What part of the United States did you come from?

I am originally from Los Angeles but, when I am not in Rome, I live in New York City with my husband and two young sons.

Why did you apply for the Rome Prize?

I wanted a break from my career that has been primarily in professional practice and to have the time to reflect upon it and do research that I have always wanted to do.

Describe a particularly inspiring moment or location you've experienced in Rome thus far.

Where do I begin? I spend a lot of time on the periphery of the city and visit landscapes that are often under-utilized or contaminated. One time I was walking through a former dump site and found an area full of butterflies. They were feeding off of Senecio jacobea plants (common ragwort) that had spontaneously grown and had provided habitat for these butterflies who feed of their flowers from June to November. Most people view these landscapes as problematic, but the way in which wildlife and people are colonizing these areas have made them quite beautiful.

To what extent, if any, has your proposed project changed since your arrival?

Not much. I hear of people completely changing their project after they arrive and experience Rome. I had gotten really into my project prior to coming here and had done a lot of research in order to write my proposal, so it hasn’t changed significantly since my arrival.

Have you had any "eureka!" moments or unanticipated breakthroughs in the course of your work here?

Yes, many, and it usually happens between sorting through vast amounts of data and visiting actual places in Rome and outside of Rome. Working between the two and seeing how larger systems manifest themselves at a smaller scale in the landscape, is fascinating.

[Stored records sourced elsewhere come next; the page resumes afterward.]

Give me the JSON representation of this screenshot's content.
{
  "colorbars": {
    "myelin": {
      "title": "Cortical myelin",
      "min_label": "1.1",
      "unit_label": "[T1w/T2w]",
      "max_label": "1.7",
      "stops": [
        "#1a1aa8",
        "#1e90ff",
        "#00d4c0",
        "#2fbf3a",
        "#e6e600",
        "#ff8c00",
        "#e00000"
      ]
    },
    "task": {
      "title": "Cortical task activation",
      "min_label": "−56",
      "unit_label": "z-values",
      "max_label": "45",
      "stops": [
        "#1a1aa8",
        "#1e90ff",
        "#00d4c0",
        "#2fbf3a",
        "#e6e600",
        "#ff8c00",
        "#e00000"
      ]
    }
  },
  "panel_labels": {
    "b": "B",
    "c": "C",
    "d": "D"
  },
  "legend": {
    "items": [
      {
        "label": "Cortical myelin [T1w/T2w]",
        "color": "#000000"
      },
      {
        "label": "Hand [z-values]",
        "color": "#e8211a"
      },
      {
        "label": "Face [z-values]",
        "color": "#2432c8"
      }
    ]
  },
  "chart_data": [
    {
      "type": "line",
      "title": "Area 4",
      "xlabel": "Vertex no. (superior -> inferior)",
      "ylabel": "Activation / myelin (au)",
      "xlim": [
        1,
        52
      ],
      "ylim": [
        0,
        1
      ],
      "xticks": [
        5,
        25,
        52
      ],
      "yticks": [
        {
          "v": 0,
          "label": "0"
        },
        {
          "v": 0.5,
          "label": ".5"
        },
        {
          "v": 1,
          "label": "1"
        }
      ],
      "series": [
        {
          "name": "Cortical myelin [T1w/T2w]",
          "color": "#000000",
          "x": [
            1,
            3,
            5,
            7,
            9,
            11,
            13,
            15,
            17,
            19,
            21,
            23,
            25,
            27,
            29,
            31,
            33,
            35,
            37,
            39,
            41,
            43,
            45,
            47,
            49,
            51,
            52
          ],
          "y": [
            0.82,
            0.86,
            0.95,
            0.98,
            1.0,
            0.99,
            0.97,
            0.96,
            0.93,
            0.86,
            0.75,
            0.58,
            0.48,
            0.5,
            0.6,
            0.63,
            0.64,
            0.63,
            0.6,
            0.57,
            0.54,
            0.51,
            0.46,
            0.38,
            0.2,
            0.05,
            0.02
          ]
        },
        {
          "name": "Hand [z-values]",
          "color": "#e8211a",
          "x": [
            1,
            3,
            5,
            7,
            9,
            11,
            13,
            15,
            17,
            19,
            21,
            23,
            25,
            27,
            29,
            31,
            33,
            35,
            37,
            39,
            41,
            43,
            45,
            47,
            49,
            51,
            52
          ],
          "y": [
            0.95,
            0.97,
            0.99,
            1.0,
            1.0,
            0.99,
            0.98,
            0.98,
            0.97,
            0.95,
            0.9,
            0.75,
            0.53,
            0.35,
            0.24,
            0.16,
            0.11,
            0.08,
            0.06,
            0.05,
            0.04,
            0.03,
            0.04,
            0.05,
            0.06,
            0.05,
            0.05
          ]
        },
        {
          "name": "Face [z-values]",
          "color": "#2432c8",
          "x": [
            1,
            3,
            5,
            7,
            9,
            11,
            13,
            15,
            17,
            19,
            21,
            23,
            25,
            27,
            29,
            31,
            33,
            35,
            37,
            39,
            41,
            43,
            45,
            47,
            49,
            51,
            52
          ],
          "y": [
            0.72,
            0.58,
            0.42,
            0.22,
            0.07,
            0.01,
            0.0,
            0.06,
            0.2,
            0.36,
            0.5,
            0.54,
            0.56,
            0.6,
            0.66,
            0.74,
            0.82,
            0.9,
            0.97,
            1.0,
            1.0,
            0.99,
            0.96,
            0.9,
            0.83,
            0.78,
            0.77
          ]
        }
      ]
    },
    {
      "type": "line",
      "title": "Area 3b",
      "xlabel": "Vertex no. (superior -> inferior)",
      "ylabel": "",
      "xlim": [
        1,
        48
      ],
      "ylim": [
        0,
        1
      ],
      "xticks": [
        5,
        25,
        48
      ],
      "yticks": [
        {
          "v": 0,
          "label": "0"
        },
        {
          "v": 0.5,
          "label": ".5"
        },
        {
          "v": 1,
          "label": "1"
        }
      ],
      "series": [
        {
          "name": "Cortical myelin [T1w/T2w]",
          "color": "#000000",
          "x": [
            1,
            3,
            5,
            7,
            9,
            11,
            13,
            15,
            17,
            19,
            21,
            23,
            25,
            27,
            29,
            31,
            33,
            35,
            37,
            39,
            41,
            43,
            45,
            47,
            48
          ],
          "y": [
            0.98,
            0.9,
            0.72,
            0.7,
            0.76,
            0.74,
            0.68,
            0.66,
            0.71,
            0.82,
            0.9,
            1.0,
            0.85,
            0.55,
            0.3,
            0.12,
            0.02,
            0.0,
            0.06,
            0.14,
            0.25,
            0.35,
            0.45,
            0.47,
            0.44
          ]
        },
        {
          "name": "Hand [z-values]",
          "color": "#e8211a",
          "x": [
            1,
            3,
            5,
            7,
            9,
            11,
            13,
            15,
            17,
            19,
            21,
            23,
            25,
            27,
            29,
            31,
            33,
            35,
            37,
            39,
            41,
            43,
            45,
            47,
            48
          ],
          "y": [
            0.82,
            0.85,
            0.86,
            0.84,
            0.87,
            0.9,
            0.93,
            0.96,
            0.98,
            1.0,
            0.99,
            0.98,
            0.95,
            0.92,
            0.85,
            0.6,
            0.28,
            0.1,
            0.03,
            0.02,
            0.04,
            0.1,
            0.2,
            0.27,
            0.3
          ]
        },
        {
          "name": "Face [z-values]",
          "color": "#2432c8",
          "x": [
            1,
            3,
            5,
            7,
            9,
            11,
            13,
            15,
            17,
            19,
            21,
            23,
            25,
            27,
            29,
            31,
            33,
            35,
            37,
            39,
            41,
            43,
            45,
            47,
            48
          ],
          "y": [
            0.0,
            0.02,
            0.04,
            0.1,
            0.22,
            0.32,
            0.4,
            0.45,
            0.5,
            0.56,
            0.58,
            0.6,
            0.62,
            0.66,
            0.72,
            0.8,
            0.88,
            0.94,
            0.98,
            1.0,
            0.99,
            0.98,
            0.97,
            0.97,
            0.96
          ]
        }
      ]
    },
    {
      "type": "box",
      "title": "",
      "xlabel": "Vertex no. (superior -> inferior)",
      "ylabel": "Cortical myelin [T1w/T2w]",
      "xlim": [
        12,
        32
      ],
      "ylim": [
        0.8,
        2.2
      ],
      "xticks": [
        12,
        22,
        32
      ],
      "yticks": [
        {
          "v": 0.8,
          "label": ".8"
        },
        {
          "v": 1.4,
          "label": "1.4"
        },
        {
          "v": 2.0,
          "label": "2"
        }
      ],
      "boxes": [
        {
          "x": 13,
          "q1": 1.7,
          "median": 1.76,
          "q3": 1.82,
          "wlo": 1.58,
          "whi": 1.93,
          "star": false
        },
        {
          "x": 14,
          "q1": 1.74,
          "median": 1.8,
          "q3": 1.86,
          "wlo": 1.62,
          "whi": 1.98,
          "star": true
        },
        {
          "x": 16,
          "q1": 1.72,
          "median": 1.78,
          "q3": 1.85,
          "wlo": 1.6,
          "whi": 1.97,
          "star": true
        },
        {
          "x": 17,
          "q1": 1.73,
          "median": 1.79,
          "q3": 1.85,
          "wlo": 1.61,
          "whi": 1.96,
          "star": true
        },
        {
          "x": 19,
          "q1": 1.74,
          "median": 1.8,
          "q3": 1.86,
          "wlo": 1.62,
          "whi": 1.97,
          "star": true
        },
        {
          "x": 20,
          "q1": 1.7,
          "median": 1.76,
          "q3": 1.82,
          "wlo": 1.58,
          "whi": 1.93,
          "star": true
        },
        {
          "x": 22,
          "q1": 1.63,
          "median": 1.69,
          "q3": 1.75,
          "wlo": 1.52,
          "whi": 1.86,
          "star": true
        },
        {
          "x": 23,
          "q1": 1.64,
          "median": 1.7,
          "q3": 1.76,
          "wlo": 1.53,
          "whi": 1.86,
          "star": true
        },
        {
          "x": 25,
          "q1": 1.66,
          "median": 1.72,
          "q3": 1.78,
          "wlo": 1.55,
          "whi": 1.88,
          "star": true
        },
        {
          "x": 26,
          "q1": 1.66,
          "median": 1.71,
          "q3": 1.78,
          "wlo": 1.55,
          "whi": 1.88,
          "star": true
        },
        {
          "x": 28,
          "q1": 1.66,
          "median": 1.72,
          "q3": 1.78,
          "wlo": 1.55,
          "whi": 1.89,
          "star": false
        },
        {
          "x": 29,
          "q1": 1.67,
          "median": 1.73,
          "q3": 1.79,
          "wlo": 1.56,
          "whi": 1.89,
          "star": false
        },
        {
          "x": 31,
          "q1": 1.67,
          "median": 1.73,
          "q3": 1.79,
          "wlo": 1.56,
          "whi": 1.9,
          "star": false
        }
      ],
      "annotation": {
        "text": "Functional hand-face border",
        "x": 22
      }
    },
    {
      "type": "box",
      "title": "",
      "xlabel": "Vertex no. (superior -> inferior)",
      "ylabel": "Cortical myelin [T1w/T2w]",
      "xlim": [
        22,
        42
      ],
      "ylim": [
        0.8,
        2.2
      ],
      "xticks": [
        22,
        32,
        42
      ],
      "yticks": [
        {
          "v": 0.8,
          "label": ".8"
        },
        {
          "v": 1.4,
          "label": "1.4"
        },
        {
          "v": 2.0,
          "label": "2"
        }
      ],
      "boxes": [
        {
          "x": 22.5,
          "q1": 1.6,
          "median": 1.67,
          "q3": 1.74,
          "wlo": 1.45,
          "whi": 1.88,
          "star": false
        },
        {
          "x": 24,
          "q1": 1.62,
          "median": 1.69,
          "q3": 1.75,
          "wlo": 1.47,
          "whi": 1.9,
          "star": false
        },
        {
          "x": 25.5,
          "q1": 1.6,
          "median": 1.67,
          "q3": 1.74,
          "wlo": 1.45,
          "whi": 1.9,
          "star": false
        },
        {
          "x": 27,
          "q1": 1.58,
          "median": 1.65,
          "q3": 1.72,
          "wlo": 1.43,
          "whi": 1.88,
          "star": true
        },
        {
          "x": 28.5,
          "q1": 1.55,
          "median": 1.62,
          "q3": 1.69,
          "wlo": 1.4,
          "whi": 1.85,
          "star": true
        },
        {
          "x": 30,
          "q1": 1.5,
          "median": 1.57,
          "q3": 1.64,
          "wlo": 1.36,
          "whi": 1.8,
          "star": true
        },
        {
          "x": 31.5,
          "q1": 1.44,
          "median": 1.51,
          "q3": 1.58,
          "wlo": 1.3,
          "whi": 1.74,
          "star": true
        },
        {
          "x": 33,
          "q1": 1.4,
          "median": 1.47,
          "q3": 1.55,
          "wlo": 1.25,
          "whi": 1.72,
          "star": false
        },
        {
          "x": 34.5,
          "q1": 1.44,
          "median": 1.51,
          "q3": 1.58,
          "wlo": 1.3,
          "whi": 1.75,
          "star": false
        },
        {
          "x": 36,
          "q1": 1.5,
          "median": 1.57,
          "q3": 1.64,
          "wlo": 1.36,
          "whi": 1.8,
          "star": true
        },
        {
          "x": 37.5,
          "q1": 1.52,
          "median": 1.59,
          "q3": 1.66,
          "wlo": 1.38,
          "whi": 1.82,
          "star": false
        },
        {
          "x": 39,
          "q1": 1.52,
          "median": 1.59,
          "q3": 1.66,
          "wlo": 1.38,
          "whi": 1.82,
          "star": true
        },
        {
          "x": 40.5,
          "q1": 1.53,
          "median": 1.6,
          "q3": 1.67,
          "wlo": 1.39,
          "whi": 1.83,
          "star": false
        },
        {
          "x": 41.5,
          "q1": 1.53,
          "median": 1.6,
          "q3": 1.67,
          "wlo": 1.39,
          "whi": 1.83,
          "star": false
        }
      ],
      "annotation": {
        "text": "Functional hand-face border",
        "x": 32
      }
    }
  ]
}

What aspect of your project are you most looking forward to?

I am looking forward to seeing it all come together for Open Studios in June.

What part of your project has been or do you anticipate will be the most challenging? Finding comprehensive and consistent data.

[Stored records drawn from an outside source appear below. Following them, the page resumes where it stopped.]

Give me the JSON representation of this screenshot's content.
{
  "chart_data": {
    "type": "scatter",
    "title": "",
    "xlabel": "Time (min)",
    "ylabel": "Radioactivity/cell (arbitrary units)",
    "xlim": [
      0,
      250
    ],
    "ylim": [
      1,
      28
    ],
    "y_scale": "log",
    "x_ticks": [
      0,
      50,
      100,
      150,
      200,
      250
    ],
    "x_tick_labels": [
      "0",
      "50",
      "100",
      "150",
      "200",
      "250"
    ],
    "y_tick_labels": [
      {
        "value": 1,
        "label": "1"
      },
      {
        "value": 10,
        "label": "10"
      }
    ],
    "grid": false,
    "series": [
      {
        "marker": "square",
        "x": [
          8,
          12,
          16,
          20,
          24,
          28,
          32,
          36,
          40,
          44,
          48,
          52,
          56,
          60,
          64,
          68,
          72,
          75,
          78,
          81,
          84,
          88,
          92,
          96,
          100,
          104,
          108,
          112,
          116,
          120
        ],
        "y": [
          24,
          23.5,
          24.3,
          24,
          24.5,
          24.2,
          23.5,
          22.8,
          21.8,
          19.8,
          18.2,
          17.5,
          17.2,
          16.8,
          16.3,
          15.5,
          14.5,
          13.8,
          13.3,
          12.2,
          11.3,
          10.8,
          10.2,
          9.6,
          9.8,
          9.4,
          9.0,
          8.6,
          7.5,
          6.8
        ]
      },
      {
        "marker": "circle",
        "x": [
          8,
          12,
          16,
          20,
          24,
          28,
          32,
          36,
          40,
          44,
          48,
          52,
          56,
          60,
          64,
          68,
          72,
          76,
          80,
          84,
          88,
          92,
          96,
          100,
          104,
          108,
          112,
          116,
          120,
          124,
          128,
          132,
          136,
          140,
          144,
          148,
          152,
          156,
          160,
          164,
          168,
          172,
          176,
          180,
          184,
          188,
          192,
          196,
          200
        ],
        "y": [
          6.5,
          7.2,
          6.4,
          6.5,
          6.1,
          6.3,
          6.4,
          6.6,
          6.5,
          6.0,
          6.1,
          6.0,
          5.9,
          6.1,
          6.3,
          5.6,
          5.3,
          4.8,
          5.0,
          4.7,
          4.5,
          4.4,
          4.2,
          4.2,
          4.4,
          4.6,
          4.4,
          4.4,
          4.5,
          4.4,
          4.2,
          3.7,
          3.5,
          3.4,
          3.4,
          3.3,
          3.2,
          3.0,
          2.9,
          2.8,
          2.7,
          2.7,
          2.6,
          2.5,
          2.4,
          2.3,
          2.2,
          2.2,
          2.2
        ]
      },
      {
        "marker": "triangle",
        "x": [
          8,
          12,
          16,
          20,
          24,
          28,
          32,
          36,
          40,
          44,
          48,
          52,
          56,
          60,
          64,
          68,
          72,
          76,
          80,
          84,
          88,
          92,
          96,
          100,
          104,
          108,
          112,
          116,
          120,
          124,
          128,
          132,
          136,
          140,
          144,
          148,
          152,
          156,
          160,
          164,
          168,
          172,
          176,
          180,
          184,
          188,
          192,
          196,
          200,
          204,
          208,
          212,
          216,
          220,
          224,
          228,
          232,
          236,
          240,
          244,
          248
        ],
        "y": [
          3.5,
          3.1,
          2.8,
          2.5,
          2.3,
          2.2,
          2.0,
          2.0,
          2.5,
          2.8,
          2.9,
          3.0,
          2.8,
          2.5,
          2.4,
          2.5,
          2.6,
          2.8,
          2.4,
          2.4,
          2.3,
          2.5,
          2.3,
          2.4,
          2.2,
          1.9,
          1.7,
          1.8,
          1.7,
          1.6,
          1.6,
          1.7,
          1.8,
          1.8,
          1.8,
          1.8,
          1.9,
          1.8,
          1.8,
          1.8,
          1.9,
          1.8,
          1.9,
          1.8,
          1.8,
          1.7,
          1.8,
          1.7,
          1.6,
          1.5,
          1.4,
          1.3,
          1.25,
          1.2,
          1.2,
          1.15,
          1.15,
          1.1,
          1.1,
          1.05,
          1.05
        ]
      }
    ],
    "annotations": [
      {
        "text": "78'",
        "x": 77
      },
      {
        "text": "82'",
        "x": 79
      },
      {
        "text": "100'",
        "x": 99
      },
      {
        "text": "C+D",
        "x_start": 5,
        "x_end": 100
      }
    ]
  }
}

What's surprised you most about living in Rome?

That they have a newly opened theme park called “Rainbow Magicland”.

How have you managed the balance between your work (time in the studio/study) and engagement with Rome and Italy (travel, sightseeing, interactions with locals)?

It depends on the week but I usually spend about half the week out in Rome experiencing sites and meeting with people and the other half in my studio working and interpreting data.

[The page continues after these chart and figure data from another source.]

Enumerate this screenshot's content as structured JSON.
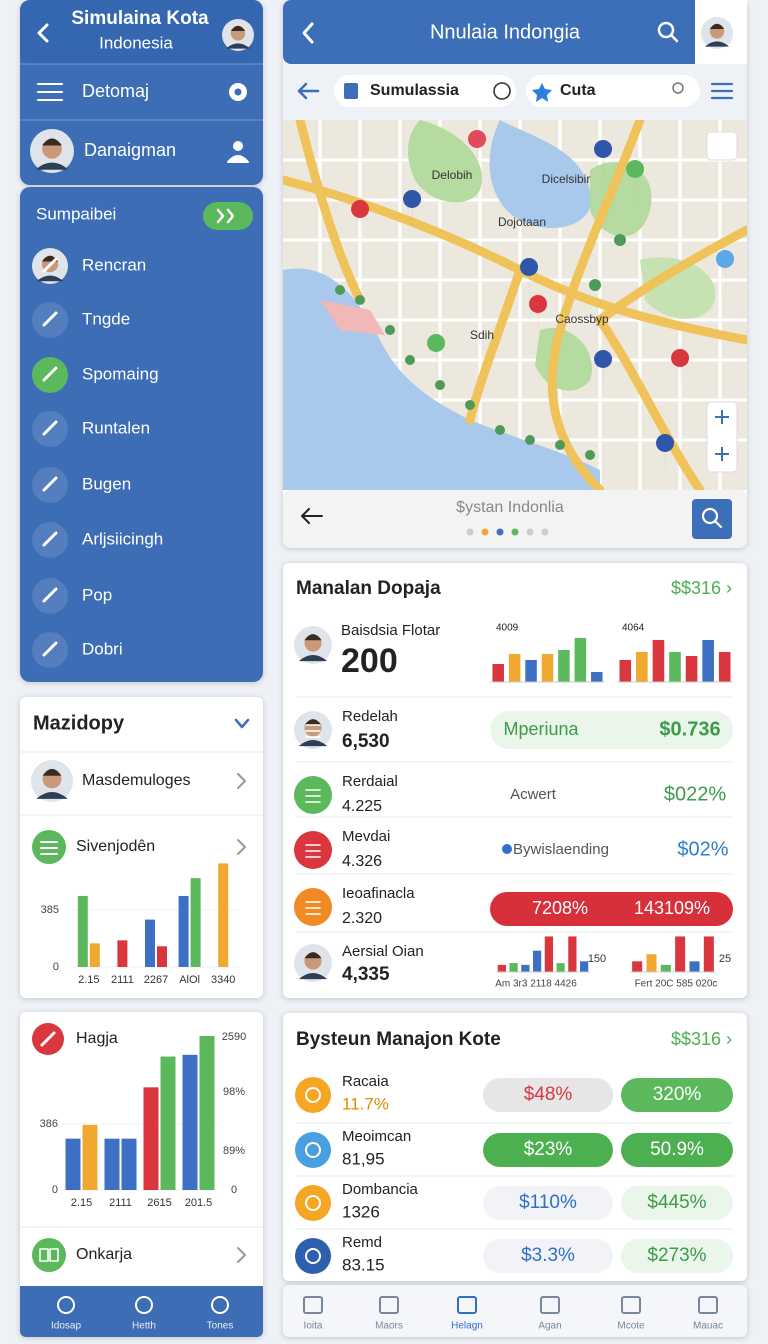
{
  "left_header": {
    "title": "Simulaina Kota",
    "subtitle": "Indonesia",
    "items": [
      "Detomaj",
      "Danaigman"
    ]
  },
  "left_menu": {
    "title": "Sumpaibei",
    "items": [
      "Rencran",
      "Tngde",
      "Spomaing",
      "Runtalen",
      "Bugen",
      "Arljsiicingh",
      "Pop",
      "Dobri"
    ]
  },
  "mazidopy": {
    "title": "Mazidopy",
    "user": "Masdemuloges",
    "section": "Sivenjodên",
    "chart": {
      "type": "bar",
      "categories": [
        "2.15",
        "2111",
        "2267",
        "AlOl",
        "3340"
      ],
      "ylim": [
        0,
        770
      ],
      "yticks": [
        0,
        385
      ],
      "series": [
        {
          "color": "#3d6fc4",
          "values": [
            null,
            null,
            320,
            480,
            null
          ]
        },
        {
          "color": "#5cb85c",
          "values": [
            480,
            null,
            null,
            600,
            null
          ]
        },
        {
          "color": "#f0a830",
          "values": [
            160,
            null,
            null,
            null,
            700
          ]
        },
        {
          "color": "#d9363e",
          "values": [
            null,
            180,
            140,
            null,
            null
          ]
        }
      ]
    }
  },
  "hagja": {
    "title": "Hagja",
    "chart": {
      "type": "bar",
      "categories": [
        "2.15",
        "2111",
        "2615",
        "201.5"
      ],
      "ylim": [
        0,
        900
      ],
      "yticks": [
        0,
        386
      ],
      "right_labels": [
        "2590",
        "98%",
        "89%",
        "0"
      ],
      "series": [
        {
          "color": "#3d6fc4",
          "values": [
            300,
            300,
            null,
            790
          ]
        },
        {
          "color": "#f0a830",
          "values": [
            380,
            null,
            null,
            null
          ]
        },
        {
          "color": "#3d6fc4",
          "values": [
            null,
            300,
            null,
            null
          ]
        },
        {
          "color": "#d9363e",
          "values": [
            null,
            null,
            600,
            null
          ]
        },
        {
          "color": "#5cb85c",
          "values": [
            null,
            null,
            780,
            900
          ]
        }
      ]
    },
    "footer": "Onkarja",
    "nav": [
      "Idosap",
      "Hetth",
      "Tones"
    ]
  },
  "map_panel": {
    "title": "Nnulaia Indongia",
    "tabs": [
      "Sumulassia",
      "Cuta"
    ],
    "places": [
      "Delobih",
      "Dicelsibir",
      "Dojotaan",
      "Sdih",
      "Caossbyp"
    ],
    "footer": "$ystan Indonlia"
  },
  "manalan": {
    "title": "Manalan Dopaja",
    "link": "$$316 ›",
    "feature": {
      "name": "Baisdsia Flotar",
      "value": "200",
      "charts": [
        {
          "type": "bar",
          "label": "4009",
          "ylim": [
            0,
            50
          ],
          "values": [
            18,
            28,
            22,
            28,
            32,
            44,
            10
          ],
          "colors": [
            "#d9363e",
            "#f0a830",
            "#3d6fc4",
            "#f0a830",
            "#5cb85c",
            "#5cb85c",
            "#3d6fc4"
          ]
        },
        {
          "type": "bar",
          "label": "4064",
          "ylim": [
            0,
            50
          ],
          "values": [
            22,
            30,
            42,
            30,
            26,
            42,
            30
          ],
          "colors": [
            "#d9363e",
            "#f0a830",
            "#d9363e",
            "#5cb85c",
            "#d9363e",
            "#3d6fc4",
            "#d9363e"
          ]
        }
      ]
    },
    "rows": [
      {
        "name": "Redelah",
        "value": "6,530",
        "label": "Mperiuna",
        "amount": "$0.736"
      },
      {
        "name": "Rerdaial",
        "value": "4.225",
        "label": "Acwert",
        "amount": "$022%"
      },
      {
        "name": "Mevdai",
        "value": "4.326",
        "label": "Bywislaending",
        "amount": "$02%"
      },
      {
        "name": "Ieoafinacla",
        "value": "2.320",
        "label": "7208%",
        "amount": "143109%"
      }
    ],
    "last_row": {
      "name": "Aersial Oian",
      "value": "4,335",
      "charts": [
        {
          "type": "bar",
          "caption": "Am 3r3 2118 4426",
          "side": "150",
          "ylim": [
            0,
            45
          ],
          "values": [
            8,
            10,
            8,
            24,
            40,
            10,
            40,
            12
          ],
          "colors": [
            "#d9363e",
            "#5cb85c",
            "#3d6fc4",
            "#3d6fc4",
            "#d9363e",
            "#5cb85c",
            "#d9363e",
            "#3d6fc4"
          ]
        },
        {
          "type": "bar",
          "caption": "Fert 20C 585 020c",
          "side": "25",
          "ylim": [
            0,
            45
          ],
          "values": [
            12,
            20,
            8,
            40,
            12,
            40
          ],
          "colors": [
            "#d9363e",
            "#f0a830",
            "#5cb85c",
            "#d9363e",
            "#3d6fc4",
            "#d9363e"
          ]
        }
      ]
    }
  },
  "bysteun": {
    "title": "Bysteun Manajon Kote",
    "link": "$$316 ›",
    "rows": [
      {
        "name": "Racaia",
        "value": "11.7%",
        "a": "$48%",
        "b": "320%"
      },
      {
        "name": "Meoimcan",
        "value": "81,95",
        "a": "$23%",
        "b": "50.9%"
      },
      {
        "name": "Dombancia",
        "value": "1326",
        "a": "$110%",
        "b": "$445%"
      },
      {
        "name": "Remd",
        "value": "83.15",
        "a": "$3.3%",
        "b": "$273%"
      }
    ]
  },
  "bottom_nav": [
    "Ioita",
    "Maors",
    "Helagn",
    "Agan",
    "Mcote",
    "Mauac"
  ]
}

How do you anticipate your Rome Prize Fellowship will influence future work?

I am not yet sure. I have learned an incredible amount through my research, the people at the Academy and the local Romans I have met and I know these experiences will profoundly shape how I approach my work after I leave the Academy.

What is your favorite spot at the Academy? or in Rome?

My studio. The space itself is amazing but the views are the best in Rome.